The loop that begins on Line 12 sets the length of anagrams to search for. It starts at nine letters and works its way down to six, which means we’ll see the highest-scoring answers first. Line 13 creates an empty set of found words and Line 14 starts a loop that goes through all the count-letter combinations of the nine given letters. These combinations are generated by the aptly named combinations function in the itertools library.

Because the combinations function returns a tuple of letters, we use Line 15 to turn the tuple into a string. Line 16 then gets all the anagrams of that string. If there are any (Line 17), they’re added to the found set through the union operation to avoid repeats (Line 18).

The rest of the script is just output. Here’s an example of a run in Pythonista on my phone:

Is this cheating? Sure, but I’m not a contestant. I think of it more as an expansion of what Susie Dent does.

1. This is, oddly, an amalgam of two shows I find unwatchable: the Family Feud-like celebrity show, 8 Out of 10 Cats and the long-running traditional game show, Countdown

2. Words of five or fewer letters are fair game in Countdown and could have been included in my program, but I wasn’t interested in words that short.

3. This could be a false efficiency.
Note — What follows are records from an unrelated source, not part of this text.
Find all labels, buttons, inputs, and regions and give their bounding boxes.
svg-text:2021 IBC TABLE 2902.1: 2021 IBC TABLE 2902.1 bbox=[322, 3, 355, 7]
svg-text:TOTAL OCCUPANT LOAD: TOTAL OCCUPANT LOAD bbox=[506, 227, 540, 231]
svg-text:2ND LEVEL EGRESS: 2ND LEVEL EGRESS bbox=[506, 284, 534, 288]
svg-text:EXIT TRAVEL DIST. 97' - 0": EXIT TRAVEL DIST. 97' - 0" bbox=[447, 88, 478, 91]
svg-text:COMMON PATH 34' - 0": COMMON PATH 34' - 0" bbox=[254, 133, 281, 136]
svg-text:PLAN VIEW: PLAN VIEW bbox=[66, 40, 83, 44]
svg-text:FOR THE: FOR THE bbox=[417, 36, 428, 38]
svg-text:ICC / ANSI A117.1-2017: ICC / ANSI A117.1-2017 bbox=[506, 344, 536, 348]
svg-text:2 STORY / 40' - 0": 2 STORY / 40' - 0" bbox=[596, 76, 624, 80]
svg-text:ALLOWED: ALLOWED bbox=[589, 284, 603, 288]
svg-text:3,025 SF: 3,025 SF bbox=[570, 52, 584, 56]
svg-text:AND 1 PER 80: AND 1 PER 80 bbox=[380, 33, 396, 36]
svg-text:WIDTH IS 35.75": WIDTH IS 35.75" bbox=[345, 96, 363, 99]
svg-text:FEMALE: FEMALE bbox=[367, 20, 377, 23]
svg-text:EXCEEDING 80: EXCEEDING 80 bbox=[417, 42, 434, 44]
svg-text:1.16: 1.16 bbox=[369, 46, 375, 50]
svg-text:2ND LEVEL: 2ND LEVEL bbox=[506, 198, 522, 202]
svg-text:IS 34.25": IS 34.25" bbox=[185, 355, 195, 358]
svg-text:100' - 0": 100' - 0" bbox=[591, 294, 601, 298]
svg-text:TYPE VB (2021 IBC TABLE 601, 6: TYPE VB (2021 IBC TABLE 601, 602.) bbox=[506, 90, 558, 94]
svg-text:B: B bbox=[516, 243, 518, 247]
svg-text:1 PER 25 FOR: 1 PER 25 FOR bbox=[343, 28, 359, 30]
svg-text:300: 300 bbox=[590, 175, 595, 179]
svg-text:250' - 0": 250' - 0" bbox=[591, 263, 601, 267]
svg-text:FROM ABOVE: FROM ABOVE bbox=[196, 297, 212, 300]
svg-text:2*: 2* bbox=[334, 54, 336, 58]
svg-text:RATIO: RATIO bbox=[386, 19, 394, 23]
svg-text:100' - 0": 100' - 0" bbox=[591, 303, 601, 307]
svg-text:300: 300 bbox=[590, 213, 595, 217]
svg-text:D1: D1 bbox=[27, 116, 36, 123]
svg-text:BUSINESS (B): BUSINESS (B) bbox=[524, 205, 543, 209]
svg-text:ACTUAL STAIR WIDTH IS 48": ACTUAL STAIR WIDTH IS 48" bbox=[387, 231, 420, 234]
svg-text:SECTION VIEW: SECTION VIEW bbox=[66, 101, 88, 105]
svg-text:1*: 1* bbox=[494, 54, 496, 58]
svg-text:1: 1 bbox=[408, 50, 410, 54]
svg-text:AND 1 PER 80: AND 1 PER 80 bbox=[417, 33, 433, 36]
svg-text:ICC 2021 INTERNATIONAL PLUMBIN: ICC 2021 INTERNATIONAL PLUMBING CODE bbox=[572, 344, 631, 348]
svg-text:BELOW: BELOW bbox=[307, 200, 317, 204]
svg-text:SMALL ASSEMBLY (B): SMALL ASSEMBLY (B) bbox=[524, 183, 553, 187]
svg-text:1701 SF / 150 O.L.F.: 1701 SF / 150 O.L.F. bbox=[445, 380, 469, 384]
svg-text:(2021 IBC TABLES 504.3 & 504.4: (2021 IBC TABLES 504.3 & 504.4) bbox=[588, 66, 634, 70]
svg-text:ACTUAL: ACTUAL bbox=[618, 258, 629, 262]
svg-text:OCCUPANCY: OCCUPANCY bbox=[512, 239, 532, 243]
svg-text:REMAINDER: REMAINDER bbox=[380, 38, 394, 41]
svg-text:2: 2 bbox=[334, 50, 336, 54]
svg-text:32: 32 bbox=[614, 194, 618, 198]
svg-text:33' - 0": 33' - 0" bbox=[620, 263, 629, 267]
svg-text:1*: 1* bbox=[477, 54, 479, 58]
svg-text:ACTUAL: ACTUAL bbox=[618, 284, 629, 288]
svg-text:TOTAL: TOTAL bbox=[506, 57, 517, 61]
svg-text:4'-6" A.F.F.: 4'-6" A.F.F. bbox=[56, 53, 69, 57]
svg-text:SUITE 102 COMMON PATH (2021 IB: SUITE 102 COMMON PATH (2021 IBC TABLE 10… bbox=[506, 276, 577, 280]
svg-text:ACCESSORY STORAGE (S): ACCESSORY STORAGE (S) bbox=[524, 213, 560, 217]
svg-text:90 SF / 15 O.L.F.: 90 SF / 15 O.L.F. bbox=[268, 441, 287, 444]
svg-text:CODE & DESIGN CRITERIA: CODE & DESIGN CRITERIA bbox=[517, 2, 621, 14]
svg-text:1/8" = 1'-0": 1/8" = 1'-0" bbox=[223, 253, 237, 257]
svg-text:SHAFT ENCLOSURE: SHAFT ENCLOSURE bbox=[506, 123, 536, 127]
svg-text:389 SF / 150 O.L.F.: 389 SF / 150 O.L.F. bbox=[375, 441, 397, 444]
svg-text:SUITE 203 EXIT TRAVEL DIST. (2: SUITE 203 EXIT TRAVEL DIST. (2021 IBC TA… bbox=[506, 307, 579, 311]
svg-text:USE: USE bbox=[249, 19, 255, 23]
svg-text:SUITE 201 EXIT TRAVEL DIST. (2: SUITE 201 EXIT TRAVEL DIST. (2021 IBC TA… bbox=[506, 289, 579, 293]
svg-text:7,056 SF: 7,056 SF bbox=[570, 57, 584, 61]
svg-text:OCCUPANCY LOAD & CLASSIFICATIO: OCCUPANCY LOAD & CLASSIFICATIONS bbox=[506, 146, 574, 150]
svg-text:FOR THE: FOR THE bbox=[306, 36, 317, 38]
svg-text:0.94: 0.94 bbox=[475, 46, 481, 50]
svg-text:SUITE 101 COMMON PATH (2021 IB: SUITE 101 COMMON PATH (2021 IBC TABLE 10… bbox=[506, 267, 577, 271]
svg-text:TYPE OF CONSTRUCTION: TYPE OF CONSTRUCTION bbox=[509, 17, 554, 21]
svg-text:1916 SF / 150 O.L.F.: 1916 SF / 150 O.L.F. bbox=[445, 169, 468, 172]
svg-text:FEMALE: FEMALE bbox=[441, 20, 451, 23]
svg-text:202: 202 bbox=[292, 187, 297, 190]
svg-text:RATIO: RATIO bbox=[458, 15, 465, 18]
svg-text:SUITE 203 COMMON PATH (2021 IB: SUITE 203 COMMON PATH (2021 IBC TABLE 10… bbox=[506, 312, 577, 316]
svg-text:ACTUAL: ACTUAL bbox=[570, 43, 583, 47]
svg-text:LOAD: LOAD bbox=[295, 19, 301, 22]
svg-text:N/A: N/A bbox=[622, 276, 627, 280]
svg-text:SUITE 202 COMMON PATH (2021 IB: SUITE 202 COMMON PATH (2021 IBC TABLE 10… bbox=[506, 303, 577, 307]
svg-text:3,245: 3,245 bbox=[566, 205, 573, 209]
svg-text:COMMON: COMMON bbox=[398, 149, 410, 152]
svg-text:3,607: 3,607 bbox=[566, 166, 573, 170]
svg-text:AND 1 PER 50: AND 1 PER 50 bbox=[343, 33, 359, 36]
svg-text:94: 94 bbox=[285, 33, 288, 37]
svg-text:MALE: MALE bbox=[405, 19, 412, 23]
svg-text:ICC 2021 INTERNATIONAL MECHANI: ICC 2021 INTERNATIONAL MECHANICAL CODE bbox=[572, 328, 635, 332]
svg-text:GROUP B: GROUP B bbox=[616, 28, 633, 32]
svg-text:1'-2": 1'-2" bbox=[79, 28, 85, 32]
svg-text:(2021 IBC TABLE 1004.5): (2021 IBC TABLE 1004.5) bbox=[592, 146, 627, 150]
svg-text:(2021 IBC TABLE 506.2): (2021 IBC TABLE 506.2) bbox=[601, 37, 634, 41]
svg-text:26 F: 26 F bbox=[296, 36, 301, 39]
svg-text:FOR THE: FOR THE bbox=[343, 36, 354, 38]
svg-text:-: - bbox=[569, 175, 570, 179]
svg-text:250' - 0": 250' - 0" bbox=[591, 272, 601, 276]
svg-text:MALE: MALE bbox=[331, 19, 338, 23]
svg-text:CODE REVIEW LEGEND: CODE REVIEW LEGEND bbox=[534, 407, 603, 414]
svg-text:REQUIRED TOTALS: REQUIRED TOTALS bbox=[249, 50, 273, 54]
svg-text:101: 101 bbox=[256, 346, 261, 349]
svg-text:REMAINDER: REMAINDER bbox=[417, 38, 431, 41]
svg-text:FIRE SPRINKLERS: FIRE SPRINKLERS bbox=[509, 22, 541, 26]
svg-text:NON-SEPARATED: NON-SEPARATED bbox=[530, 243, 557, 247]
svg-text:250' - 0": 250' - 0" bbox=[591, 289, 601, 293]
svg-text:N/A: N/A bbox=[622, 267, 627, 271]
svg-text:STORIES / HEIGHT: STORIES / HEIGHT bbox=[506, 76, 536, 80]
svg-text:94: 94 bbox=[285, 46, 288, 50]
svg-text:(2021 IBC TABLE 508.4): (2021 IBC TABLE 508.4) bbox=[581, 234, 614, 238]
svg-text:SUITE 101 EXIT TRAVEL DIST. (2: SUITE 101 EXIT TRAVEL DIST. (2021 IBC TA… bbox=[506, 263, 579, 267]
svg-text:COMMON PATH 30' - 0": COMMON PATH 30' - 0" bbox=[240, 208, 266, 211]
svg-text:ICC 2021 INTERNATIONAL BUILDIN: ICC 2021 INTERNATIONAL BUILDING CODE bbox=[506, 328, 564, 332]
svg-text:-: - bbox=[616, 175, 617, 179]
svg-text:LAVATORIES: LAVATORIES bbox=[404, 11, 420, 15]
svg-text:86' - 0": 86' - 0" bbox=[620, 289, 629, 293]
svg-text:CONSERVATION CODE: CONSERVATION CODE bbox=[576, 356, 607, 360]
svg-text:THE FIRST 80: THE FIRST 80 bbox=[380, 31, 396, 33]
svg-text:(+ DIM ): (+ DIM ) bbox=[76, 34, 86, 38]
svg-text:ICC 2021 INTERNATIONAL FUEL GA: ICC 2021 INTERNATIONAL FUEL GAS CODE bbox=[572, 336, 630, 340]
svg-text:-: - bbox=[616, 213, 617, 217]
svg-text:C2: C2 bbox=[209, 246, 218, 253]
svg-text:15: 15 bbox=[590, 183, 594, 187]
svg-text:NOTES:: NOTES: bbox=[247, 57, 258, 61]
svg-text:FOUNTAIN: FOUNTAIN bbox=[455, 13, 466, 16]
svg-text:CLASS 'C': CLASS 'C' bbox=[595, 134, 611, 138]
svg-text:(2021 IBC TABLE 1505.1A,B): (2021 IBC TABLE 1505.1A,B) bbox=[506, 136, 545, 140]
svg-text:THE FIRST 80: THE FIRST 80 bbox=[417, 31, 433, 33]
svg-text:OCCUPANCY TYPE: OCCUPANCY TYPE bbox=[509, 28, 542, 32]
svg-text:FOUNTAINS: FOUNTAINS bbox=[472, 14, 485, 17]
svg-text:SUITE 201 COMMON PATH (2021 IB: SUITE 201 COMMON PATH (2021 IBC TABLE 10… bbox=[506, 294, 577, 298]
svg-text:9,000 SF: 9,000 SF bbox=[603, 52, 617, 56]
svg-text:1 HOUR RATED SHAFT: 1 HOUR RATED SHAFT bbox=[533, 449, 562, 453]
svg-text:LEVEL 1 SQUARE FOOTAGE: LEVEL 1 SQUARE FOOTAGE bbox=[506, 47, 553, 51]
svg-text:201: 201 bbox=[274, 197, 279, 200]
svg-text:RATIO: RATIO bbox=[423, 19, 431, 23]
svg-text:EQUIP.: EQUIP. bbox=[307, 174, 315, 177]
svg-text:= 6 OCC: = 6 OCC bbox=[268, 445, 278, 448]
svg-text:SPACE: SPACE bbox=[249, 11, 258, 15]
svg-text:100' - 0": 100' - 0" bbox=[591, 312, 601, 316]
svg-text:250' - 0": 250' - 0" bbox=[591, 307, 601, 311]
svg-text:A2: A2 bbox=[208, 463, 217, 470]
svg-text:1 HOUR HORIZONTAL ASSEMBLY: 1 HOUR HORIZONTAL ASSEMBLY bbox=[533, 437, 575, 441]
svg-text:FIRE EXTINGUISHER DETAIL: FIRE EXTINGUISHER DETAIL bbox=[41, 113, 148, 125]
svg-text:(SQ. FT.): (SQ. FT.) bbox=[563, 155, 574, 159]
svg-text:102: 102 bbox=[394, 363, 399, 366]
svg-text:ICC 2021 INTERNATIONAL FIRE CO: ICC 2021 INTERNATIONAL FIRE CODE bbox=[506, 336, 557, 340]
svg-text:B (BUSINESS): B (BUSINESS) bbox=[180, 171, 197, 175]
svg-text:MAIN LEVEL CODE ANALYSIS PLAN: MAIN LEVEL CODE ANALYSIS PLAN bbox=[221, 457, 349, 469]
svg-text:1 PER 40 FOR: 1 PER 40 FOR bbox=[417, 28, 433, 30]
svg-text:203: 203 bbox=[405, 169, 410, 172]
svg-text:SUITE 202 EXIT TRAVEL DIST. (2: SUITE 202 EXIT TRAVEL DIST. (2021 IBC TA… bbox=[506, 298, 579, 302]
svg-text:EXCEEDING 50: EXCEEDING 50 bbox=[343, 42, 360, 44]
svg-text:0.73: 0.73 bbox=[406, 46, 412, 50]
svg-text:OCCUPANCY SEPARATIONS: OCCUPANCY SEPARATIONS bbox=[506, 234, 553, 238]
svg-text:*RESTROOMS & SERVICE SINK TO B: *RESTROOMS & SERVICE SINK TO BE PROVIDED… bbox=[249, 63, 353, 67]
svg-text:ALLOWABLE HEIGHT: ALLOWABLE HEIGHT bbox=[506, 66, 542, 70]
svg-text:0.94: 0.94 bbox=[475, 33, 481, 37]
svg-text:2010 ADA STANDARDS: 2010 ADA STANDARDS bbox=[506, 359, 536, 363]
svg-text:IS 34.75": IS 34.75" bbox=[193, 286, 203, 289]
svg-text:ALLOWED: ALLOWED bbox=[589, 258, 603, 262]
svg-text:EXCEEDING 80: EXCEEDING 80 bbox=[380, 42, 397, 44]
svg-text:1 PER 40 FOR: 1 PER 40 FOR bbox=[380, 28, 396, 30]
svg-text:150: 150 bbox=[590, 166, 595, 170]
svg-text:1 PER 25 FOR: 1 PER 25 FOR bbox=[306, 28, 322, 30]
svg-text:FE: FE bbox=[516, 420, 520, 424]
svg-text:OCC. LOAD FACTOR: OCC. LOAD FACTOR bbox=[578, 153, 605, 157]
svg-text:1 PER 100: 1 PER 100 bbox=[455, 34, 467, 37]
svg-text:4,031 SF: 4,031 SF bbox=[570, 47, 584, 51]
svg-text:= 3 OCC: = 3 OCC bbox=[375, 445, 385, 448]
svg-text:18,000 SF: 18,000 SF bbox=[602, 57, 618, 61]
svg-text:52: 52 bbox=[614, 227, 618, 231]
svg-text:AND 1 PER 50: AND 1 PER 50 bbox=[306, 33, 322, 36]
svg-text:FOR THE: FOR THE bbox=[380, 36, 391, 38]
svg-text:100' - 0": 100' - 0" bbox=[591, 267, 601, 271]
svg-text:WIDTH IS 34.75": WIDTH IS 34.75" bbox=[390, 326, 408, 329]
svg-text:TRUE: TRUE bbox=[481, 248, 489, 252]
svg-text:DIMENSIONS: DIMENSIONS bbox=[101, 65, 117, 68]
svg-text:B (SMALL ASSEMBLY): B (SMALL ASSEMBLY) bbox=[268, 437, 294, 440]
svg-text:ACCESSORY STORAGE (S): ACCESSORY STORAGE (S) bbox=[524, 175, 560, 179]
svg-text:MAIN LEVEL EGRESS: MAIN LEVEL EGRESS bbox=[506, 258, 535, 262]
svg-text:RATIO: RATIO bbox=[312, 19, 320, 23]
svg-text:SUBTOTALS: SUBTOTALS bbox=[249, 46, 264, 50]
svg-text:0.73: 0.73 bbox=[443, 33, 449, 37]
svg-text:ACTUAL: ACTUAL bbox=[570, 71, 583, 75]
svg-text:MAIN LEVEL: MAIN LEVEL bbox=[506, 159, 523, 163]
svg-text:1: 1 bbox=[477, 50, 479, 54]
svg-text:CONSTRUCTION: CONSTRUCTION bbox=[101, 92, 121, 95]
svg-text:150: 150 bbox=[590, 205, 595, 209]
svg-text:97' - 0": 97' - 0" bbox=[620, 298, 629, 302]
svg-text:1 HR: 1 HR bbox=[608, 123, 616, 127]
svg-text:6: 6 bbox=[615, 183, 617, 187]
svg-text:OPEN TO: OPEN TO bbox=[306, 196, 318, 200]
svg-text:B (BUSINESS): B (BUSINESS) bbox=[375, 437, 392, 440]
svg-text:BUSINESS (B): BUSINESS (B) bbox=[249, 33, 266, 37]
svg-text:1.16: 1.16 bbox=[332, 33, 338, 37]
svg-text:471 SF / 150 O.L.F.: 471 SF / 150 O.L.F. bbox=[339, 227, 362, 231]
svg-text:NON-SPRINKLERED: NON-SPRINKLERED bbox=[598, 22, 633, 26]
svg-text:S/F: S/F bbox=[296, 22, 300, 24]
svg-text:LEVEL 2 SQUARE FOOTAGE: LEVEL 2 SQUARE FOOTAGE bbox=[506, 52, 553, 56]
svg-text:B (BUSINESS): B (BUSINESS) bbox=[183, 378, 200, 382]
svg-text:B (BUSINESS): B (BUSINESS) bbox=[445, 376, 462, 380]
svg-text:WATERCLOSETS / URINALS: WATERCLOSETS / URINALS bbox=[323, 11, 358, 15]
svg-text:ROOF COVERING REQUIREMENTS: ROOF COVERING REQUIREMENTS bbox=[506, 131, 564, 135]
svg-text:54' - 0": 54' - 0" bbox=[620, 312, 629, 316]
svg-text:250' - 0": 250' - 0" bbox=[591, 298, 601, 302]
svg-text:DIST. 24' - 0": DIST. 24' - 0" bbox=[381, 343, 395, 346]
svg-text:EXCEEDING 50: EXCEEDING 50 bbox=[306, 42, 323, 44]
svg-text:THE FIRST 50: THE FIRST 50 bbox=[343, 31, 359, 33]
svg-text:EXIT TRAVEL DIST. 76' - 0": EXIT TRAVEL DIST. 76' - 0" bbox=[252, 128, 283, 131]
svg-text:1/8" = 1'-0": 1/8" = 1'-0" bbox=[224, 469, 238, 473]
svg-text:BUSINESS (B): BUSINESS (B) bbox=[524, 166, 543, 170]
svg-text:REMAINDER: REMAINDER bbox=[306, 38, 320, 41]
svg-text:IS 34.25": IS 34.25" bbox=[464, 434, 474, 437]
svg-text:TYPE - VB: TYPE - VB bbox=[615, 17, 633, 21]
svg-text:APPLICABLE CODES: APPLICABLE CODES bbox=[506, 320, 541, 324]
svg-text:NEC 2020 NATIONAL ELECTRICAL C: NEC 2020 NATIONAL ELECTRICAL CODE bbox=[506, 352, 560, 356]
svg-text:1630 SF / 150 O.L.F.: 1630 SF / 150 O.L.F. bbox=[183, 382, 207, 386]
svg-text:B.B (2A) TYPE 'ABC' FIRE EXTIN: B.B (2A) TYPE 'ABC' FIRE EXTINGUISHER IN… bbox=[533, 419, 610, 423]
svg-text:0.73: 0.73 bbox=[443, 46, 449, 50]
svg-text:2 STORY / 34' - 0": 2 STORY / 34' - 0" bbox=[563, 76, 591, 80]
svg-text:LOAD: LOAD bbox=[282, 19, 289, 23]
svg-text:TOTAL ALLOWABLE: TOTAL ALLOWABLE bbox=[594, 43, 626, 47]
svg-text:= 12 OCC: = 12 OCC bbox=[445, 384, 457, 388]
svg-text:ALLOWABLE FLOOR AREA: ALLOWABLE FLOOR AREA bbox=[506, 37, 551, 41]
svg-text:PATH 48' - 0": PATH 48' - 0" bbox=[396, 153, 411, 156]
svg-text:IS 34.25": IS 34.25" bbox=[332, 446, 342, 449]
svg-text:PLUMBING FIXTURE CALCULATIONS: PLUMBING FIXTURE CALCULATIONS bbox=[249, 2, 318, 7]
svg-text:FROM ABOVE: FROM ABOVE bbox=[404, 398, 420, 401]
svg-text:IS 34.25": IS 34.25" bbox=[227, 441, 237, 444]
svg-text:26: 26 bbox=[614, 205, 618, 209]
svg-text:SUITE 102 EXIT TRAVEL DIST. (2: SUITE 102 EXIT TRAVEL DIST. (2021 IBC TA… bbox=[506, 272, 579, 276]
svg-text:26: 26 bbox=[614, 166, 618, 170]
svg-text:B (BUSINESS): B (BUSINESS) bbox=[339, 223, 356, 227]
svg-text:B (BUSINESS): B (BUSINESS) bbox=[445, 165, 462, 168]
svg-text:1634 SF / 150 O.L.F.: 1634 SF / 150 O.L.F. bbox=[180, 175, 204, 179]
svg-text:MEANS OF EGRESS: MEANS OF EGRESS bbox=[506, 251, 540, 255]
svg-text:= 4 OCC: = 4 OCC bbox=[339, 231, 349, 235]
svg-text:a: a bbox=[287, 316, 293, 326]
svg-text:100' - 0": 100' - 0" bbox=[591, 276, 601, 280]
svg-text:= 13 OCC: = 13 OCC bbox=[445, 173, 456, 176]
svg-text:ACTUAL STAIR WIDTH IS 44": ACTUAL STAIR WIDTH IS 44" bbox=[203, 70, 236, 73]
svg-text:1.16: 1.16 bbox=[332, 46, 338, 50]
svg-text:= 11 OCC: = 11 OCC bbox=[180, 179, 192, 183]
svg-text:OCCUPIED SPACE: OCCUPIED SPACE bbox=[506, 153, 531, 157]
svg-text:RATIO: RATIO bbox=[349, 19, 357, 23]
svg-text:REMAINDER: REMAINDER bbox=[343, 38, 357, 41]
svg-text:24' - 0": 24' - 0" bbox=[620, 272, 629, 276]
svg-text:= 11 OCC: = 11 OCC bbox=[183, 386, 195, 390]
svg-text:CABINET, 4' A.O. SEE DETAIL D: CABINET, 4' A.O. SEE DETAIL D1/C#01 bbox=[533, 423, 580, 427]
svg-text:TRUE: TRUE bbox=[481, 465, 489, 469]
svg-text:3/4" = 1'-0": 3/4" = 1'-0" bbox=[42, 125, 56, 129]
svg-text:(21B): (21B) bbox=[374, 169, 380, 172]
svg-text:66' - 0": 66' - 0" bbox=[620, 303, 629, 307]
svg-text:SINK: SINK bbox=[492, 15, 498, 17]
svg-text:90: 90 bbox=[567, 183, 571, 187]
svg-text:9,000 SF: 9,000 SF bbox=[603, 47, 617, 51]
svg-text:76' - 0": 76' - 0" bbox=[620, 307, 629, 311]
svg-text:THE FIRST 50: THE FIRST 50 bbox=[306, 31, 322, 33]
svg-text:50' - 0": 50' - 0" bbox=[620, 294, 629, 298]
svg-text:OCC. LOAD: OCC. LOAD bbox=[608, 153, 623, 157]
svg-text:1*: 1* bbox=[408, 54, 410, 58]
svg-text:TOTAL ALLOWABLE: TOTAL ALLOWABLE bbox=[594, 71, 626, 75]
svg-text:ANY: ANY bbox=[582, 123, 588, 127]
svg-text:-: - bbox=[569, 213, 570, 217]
While it’s true that reading the scrabble-words file is faster than building the data structure from scratch each time—about twice as fast according to my timings—both are so fast that the difference in speed is practically unnoticeable. And the speed difference comes at a price in storage space. The four wordn.txt files take up less than one megabyte of space in aggregate, while the scrabble-words file is just over five megabytes. I may test other storage schemes to see how they balance space and speed.